12:00 AM PDT on Saturday, October 16, 2010

The Press-Enterprise

It’s been a long campaign for Ivan Chand and Paul Angulo as they vie to become Riverside County’s next auditor-controller.

The post was the only county office not decided in the June primary election and now heads to a Nov. 2 runoff.

Chand received the most votes in June but with 44.3 percent did not garner enough support to avoid the runoff. Angulo came in second with 28.1 percent.

The winner will succeed incumbent Auditor-Controller Robert Byrd, who announced in February that he would not seek a third four-year term.

The auditor-controller, elected countywide, oversees the disbursement of county money and performs independent audits of county departments and agencies.

The two candidates are pushing platforms of increased openness and transparency. Both support the county’s current efforts to revamp a 40-year-old property tax management system.

In an interview this week, Chand said he wants to also improve the office’s technology, boost training, establish an audit committee and work to hold government agencies accountable.

“We feel good about our chances,” he said. “We want to make the county’s auditor-controller’s operation the best fiscal operation in the county.”

Chand, the finance director for the county Flood Control and Water Conservation District, has received the endorsements of Byrd, all five county supervisors, Assessor-County Clerk-Recorder Larry Ward and Treasurer-Tax Collector Don Kent, among others.

He has raised nearly $83,500 since January, including $35,180 since July 1, campaign finance records show.

Angulo, a CPA, had worked as an accountant in the auditor-controller’s office for seven years until this summer. Previously, he worked in the private sector for 25 years.

He raised $40,000 through June 30. But as of Thursday, he had not yet filed updated campaign finance disclosure reports covering July 1 through Sept. 30, more than a week after the Oct. 5 deadline.

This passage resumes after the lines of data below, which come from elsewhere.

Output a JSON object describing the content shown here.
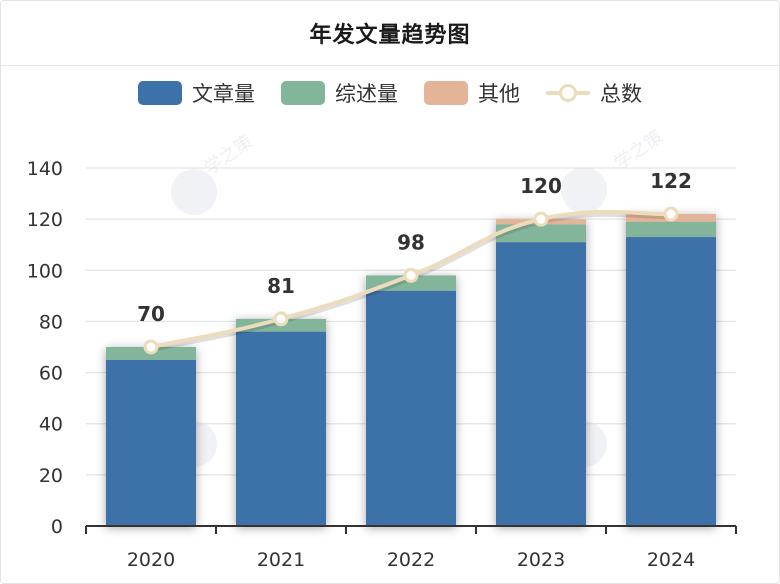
{
  "page": {
    "title": "年发文量趋势图"
  },
  "colors": {
    "articles": "#3c72a8",
    "reviews": "#83b59b",
    "others": "#e3b497",
    "total_line": "#ecdcbc",
    "axis": "#333333",
    "grid": "#e3e3e3",
    "watermark": "学之策"
  },
  "chart_data": {
    "type": "bar",
    "stacked": true,
    "title": "年发文量趋势图",
    "categories": [
      "2020",
      "2021",
      "2022",
      "2023",
      "2024"
    ],
    "ylim": [
      0,
      140
    ],
    "yticks": [
      0,
      20,
      40,
      60,
      80,
      100,
      120,
      140
    ],
    "grid": true,
    "legend_position": "top-center",
    "series": [
      {
        "name": "文章量",
        "type": "bar",
        "color_key": "articles",
        "values": [
          65,
          76,
          92,
          111,
          113
        ]
      },
      {
        "name": "综述量",
        "type": "bar",
        "color_key": "reviews",
        "values": [
          5,
          5,
          6,
          7,
          6
        ]
      },
      {
        "name": "其他",
        "type": "bar",
        "color_key": "others",
        "values": [
          0,
          0,
          0,
          2,
          3
        ]
      },
      {
        "name": "总数",
        "type": "line",
        "color_key": "total_line",
        "values": [
          70,
          81,
          98,
          120,
          122
        ]
      }
    ],
    "data_labels": [
      "70",
      "81",
      "98",
      "120",
      "122"
    ]
  }
}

Angulo said he plans to create a transparency committee made up of citizens to help serve as a watchdog of county operations. In addition, Angulo said he will bring “basic business practices” to the office in an effort to avoid what he called “self-inflicted wounds.”

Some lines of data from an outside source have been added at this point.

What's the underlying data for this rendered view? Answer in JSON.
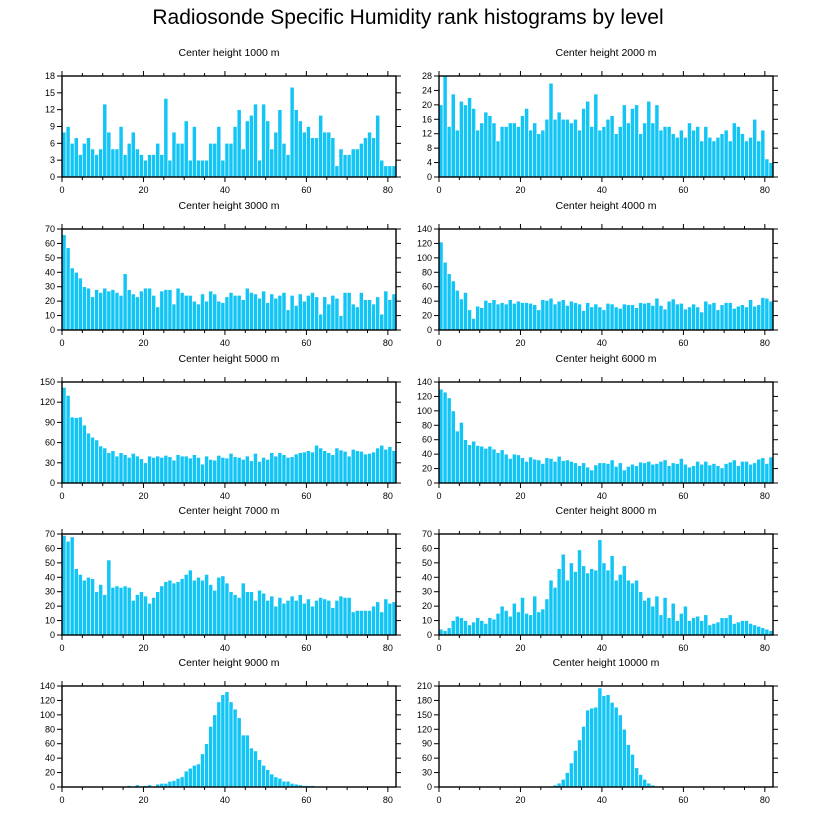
{
  "title": "Radiosonde Specific Humidity rank histograms by level",
  "colors": {
    "bar": "#12C5F5",
    "bar_edge": "#ffffff",
    "axis": "#000000"
  },
  "chart_data": [
    {
      "type": "bar",
      "title": "Center height 1000 m",
      "xlim": [
        0,
        82
      ],
      "ylim": [
        0,
        18
      ],
      "xticks": [
        0,
        20,
        40,
        60,
        80
      ],
      "yticks": [
        0,
        3,
        6,
        9,
        12,
        15,
        18
      ],
      "values": [
        8,
        9,
        6,
        7,
        4,
        6,
        7,
        5,
        4,
        5,
        13,
        8,
        5,
        5,
        9,
        4,
        6,
        8,
        5,
        4,
        3,
        4,
        4,
        6,
        4,
        14,
        3,
        8,
        6,
        6,
        10,
        3,
        9,
        3,
        3,
        3,
        6,
        6,
        9,
        3,
        6,
        6,
        9,
        12,
        5,
        10,
        11,
        13,
        3,
        13,
        10,
        5,
        8,
        12,
        6,
        4,
        16,
        12,
        10,
        8,
        9,
        7,
        7,
        11,
        8,
        8,
        7,
        2,
        5,
        4,
        4,
        5,
        5,
        6,
        7,
        8,
        7,
        11,
        3,
        2,
        2,
        2
      ]
    },
    {
      "type": "bar",
      "title": "Center height 2000 m",
      "xlim": [
        0,
        82
      ],
      "ylim": [
        0,
        28
      ],
      "xticks": [
        0,
        20,
        40,
        60,
        80
      ],
      "yticks": [
        0,
        4,
        8,
        12,
        16,
        20,
        24,
        28
      ],
      "values": [
        20,
        28,
        14,
        23,
        13,
        21,
        20,
        22,
        19,
        13,
        15,
        18,
        17,
        15,
        10,
        14,
        14,
        15,
        15,
        14,
        17,
        19,
        13,
        15,
        12,
        13,
        16,
        26,
        16,
        18,
        16,
        16,
        15,
        16,
        13,
        19,
        21,
        14,
        23,
        13,
        14,
        16,
        17,
        12,
        14,
        20,
        15,
        19,
        20,
        12,
        15,
        21,
        15,
        20,
        13,
        14,
        14,
        12,
        11,
        13,
        11,
        15,
        13,
        14,
        10,
        14,
        11,
        10,
        11,
        12,
        13,
        10,
        15,
        14,
        12,
        10,
        11,
        16,
        10,
        13,
        5,
        4
      ]
    },
    {
      "type": "bar",
      "title": "Center height 3000 m",
      "xlim": [
        0,
        82
      ],
      "ylim": [
        0,
        70
      ],
      "xticks": [
        0,
        20,
        40,
        60,
        80
      ],
      "yticks": [
        0,
        10,
        20,
        30,
        40,
        50,
        60,
        70
      ],
      "values": [
        66,
        57,
        43,
        40,
        36,
        30,
        29,
        23,
        28,
        26,
        29,
        27,
        28,
        26,
        24,
        39,
        28,
        25,
        23,
        27,
        29,
        29,
        24,
        16,
        27,
        28,
        28,
        18,
        29,
        26,
        24,
        24,
        20,
        18,
        25,
        20,
        27,
        25,
        20,
        19,
        23,
        26,
        24,
        24,
        21,
        29,
        26,
        25,
        22,
        27,
        19,
        25,
        22,
        24,
        26,
        14,
        24,
        17,
        25,
        20,
        24,
        26,
        23,
        11,
        23,
        18,
        24,
        22,
        10,
        26,
        26,
        18,
        16,
        26,
        21,
        21,
        18,
        23,
        11,
        27,
        21,
        25
      ]
    },
    {
      "type": "bar",
      "title": "Center height 4000 m",
      "xlim": [
        0,
        82
      ],
      "ylim": [
        0,
        140
      ],
      "xticks": [
        0,
        20,
        40,
        60,
        80
      ],
      "yticks": [
        0,
        20,
        40,
        60,
        80,
        100,
        120,
        140
      ],
      "values": [
        122,
        94,
        78,
        68,
        55,
        43,
        52,
        28,
        16,
        33,
        31,
        41,
        38,
        42,
        36,
        38,
        36,
        42,
        37,
        40,
        38,
        38,
        37,
        35,
        28,
        42,
        41,
        44,
        36,
        40,
        42,
        34,
        40,
        38,
        36,
        27,
        38,
        32,
        36,
        32,
        28,
        37,
        36,
        32,
        30,
        36,
        35,
        35,
        31,
        38,
        37,
        38,
        34,
        44,
        34,
        29,
        40,
        43,
        36,
        37,
        29,
        32,
        36,
        32,
        25,
        40,
        36,
        38,
        28,
        35,
        38,
        38,
        30,
        33,
        35,
        32,
        42,
        33,
        35,
        45,
        44,
        40
      ]
    },
    {
      "type": "bar",
      "title": "Center height 5000 m",
      "xlim": [
        0,
        82
      ],
      "ylim": [
        0,
        150
      ],
      "xticks": [
        0,
        20,
        40,
        60,
        80
      ],
      "yticks": [
        0,
        30,
        60,
        90,
        120,
        150
      ],
      "values": [
        142,
        130,
        98,
        97,
        98,
        86,
        74,
        68,
        64,
        55,
        52,
        45,
        48,
        40,
        45,
        42,
        38,
        44,
        40,
        36,
        30,
        40,
        38,
        40,
        38,
        41,
        39,
        34,
        42,
        40,
        40,
        37,
        42,
        38,
        28,
        40,
        35,
        34,
        41,
        38,
        37,
        44,
        39,
        38,
        35,
        40,
        33,
        44,
        32,
        38,
        35,
        45,
        40,
        45,
        42,
        38,
        39,
        43,
        45,
        46,
        48,
        46,
        56,
        52,
        48,
        45,
        42,
        52,
        49,
        47,
        40,
        50,
        48,
        47,
        43,
        44,
        46,
        52,
        56,
        50,
        54,
        48
      ]
    },
    {
      "type": "bar",
      "title": "Center height 6000 m",
      "xlim": [
        0,
        82
      ],
      "ylim": [
        0,
        140
      ],
      "xticks": [
        0,
        20,
        40,
        60,
        80
      ],
      "yticks": [
        0,
        20,
        40,
        60,
        80,
        100,
        120,
        140
      ],
      "values": [
        130,
        126,
        118,
        100,
        72,
        84,
        60,
        53,
        58,
        52,
        51,
        48,
        51,
        47,
        42,
        46,
        40,
        34,
        40,
        39,
        35,
        30,
        36,
        33,
        32,
        27,
        35,
        34,
        30,
        37,
        31,
        32,
        30,
        28,
        24,
        28,
        22,
        18,
        25,
        28,
        28,
        27,
        32,
        23,
        28,
        18,
        23,
        26,
        24,
        29,
        28,
        30,
        26,
        27,
        30,
        32,
        24,
        28,
        27,
        34,
        26,
        22,
        24,
        30,
        26,
        30,
        25,
        27,
        24,
        21,
        27,
        29,
        32,
        24,
        30,
        30,
        26,
        28,
        33,
        35,
        27,
        36
      ]
    },
    {
      "type": "bar",
      "title": "Center height 7000 m",
      "xlim": [
        0,
        82
      ],
      "ylim": [
        0,
        70
      ],
      "xticks": [
        0,
        20,
        40,
        60,
        80
      ],
      "yticks": [
        0,
        10,
        20,
        30,
        40,
        50,
        60,
        70
      ],
      "values": [
        69,
        65,
        68,
        46,
        42,
        38,
        40,
        39,
        30,
        35,
        28,
        52,
        33,
        34,
        33,
        34,
        33,
        24,
        28,
        30,
        27,
        22,
        26,
        30,
        34,
        37,
        38,
        36,
        37,
        39,
        42,
        45,
        38,
        40,
        38,
        42,
        35,
        31,
        40,
        41,
        36,
        30,
        28,
        26,
        36,
        30,
        30,
        24,
        31,
        29,
        24,
        27,
        20,
        26,
        22,
        24,
        27,
        24,
        28,
        22,
        25,
        20,
        24,
        26,
        25,
        24,
        19,
        24,
        27,
        26,
        26,
        16,
        17,
        17,
        17,
        17,
        20,
        23,
        16,
        25,
        22,
        23
      ]
    },
    {
      "type": "bar",
      "title": "Center height 8000 m",
      "xlim": [
        0,
        82
      ],
      "ylim": [
        0,
        70
      ],
      "xticks": [
        0,
        20,
        40,
        60,
        80
      ],
      "yticks": [
        0,
        10,
        20,
        30,
        40,
        50,
        60,
        70
      ],
      "values": [
        4,
        3,
        5,
        10,
        13,
        12,
        10,
        7,
        9,
        12,
        10,
        8,
        12,
        11,
        15,
        20,
        17,
        13,
        22,
        16,
        26,
        15,
        14,
        27,
        16,
        18,
        25,
        38,
        33,
        46,
        56,
        38,
        50,
        44,
        59,
        48,
        43,
        46,
        45,
        66,
        50,
        45,
        55,
        38,
        42,
        48,
        38,
        36,
        38,
        30,
        24,
        26,
        20,
        27,
        14,
        26,
        12,
        22,
        10,
        15,
        20,
        10,
        12,
        13,
        10,
        14,
        7,
        8,
        9,
        12,
        12,
        14,
        8,
        9,
        10,
        10,
        8,
        7,
        6,
        5,
        4,
        3
      ]
    },
    {
      "type": "bar",
      "title": "Center height 9000 m",
      "xlim": [
        0,
        82
      ],
      "ylim": [
        0,
        140
      ],
      "xticks": [
        0,
        20,
        40,
        60,
        80
      ],
      "yticks": [
        0,
        20,
        40,
        60,
        80,
        100,
        120,
        140
      ],
      "values": [
        0,
        0,
        0,
        0,
        0,
        0,
        0,
        0,
        1,
        0,
        0,
        0,
        1,
        1,
        1,
        0,
        2,
        1,
        3,
        1,
        2,
        3,
        1,
        4,
        5,
        5,
        8,
        9,
        12,
        14,
        22,
        26,
        30,
        32,
        46,
        60,
        84,
        100,
        118,
        128,
        132,
        118,
        108,
        96,
        72,
        72,
        54,
        50,
        38,
        30,
        24,
        18,
        14,
        12,
        8,
        8,
        5,
        4,
        3,
        2,
        2,
        2,
        1,
        1,
        1,
        0,
        0,
        0,
        0,
        0,
        0,
        0,
        1,
        0,
        0,
        0,
        0,
        0,
        1,
        0,
        0,
        0
      ]
    },
    {
      "type": "bar",
      "title": "Center height 10000 m",
      "xlim": [
        0,
        82
      ],
      "ylim": [
        0,
        210
      ],
      "xticks": [
        0,
        20,
        40,
        60,
        80
      ],
      "yticks": [
        0,
        30,
        60,
        90,
        120,
        150,
        180,
        210
      ],
      "values": [
        0,
        0,
        0,
        0,
        0,
        0,
        0,
        0,
        0,
        0,
        0,
        0,
        0,
        0,
        0,
        0,
        0,
        0,
        0,
        0,
        0,
        0,
        0,
        0,
        0,
        0,
        1,
        2,
        4,
        8,
        16,
        30,
        50,
        76,
        98,
        126,
        160,
        164,
        166,
        206,
        190,
        192,
        176,
        166,
        150,
        120,
        88,
        68,
        40,
        26,
        16,
        8,
        4,
        2,
        2,
        1,
        1,
        0,
        0,
        0,
        0,
        0,
        0,
        0,
        0,
        0,
        0,
        0,
        0,
        0,
        0,
        0,
        0,
        0,
        0,
        0,
        0,
        0,
        0,
        0,
        0,
        0
      ]
    }
  ]
}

Angulo cited a 2005 case with the Teeter Plan, a mechanism that allows the county to advance property tax revenue to cities, schools and special districts before those taxes are collected.

An error allowed some revenue to amass in the fund for more than a decade rather than be dispersed to local agencies. All told, the county returned $92.5 million to cities and special districts in 2005.

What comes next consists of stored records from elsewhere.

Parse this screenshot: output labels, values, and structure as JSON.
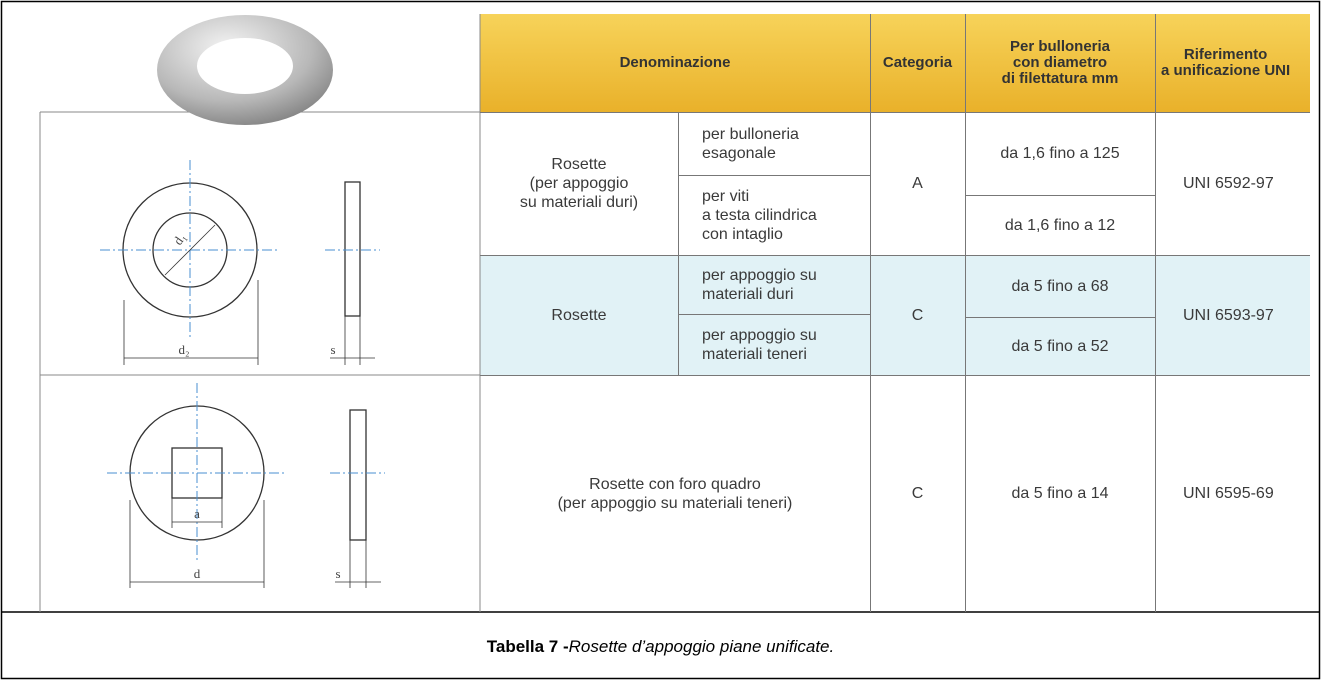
{
  "table": {
    "headers": [
      "Denominazione",
      "Categoria",
      "Per bulloneria\ncon diametro\ndi filettatura mm",
      "Riferimento\na unificazione UNI"
    ],
    "groups": [
      {
        "name": "Rosette\n(per appoggio\nsu materiali duri)",
        "category": "A",
        "reference": "UNI 6592-97",
        "rows": [
          {
            "use": "per bulloneria\nesagonale",
            "range": "da 1,6 fino a 125"
          },
          {
            "use": "per viti\na testa cilindrica\ncon intaglio",
            "range": "da 1,6 fino a 12"
          }
        ]
      },
      {
        "name": "Rosette",
        "category": "C",
        "reference": "UNI 6593-97",
        "rows": [
          {
            "use": "per appoggio su\nmateriali duri",
            "range": "da 5 fino a 68"
          },
          {
            "use": "per appoggio su\nmateriali teneri",
            "range": "da 5 fino a 52"
          }
        ]
      },
      {
        "name": "Rosette con foro quadro\n(per appoggio su materiali teneri)",
        "category": "C",
        "reference": "UNI 6595-69",
        "range": "da 5 fino a 14"
      }
    ]
  },
  "drawing_labels": [
    "d₁",
    "d₂",
    "s",
    "a",
    "d",
    "s"
  ],
  "caption": {
    "label": "Tabella 7 -",
    "text": "Rosette d’appoggio piane unificate."
  }
}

Angulo said Chand was an assistant auditor-controller at the time and shares responsibility for the mistakes.

“My opponent has yet to take any responsibility for that,” Angulo said. “This is not good for the taxpayer. The next auditor-controller needs to take responsibility for his actions.”

Chand said when officials discovered the Teeter fund problem, it was corrected.

“None of it was used for any other purpose,” he said. “Every single penny was accounted for.”

Meanwhile, Angulo declined to discuss details of his departure from the auditor’s office on Sept. 7.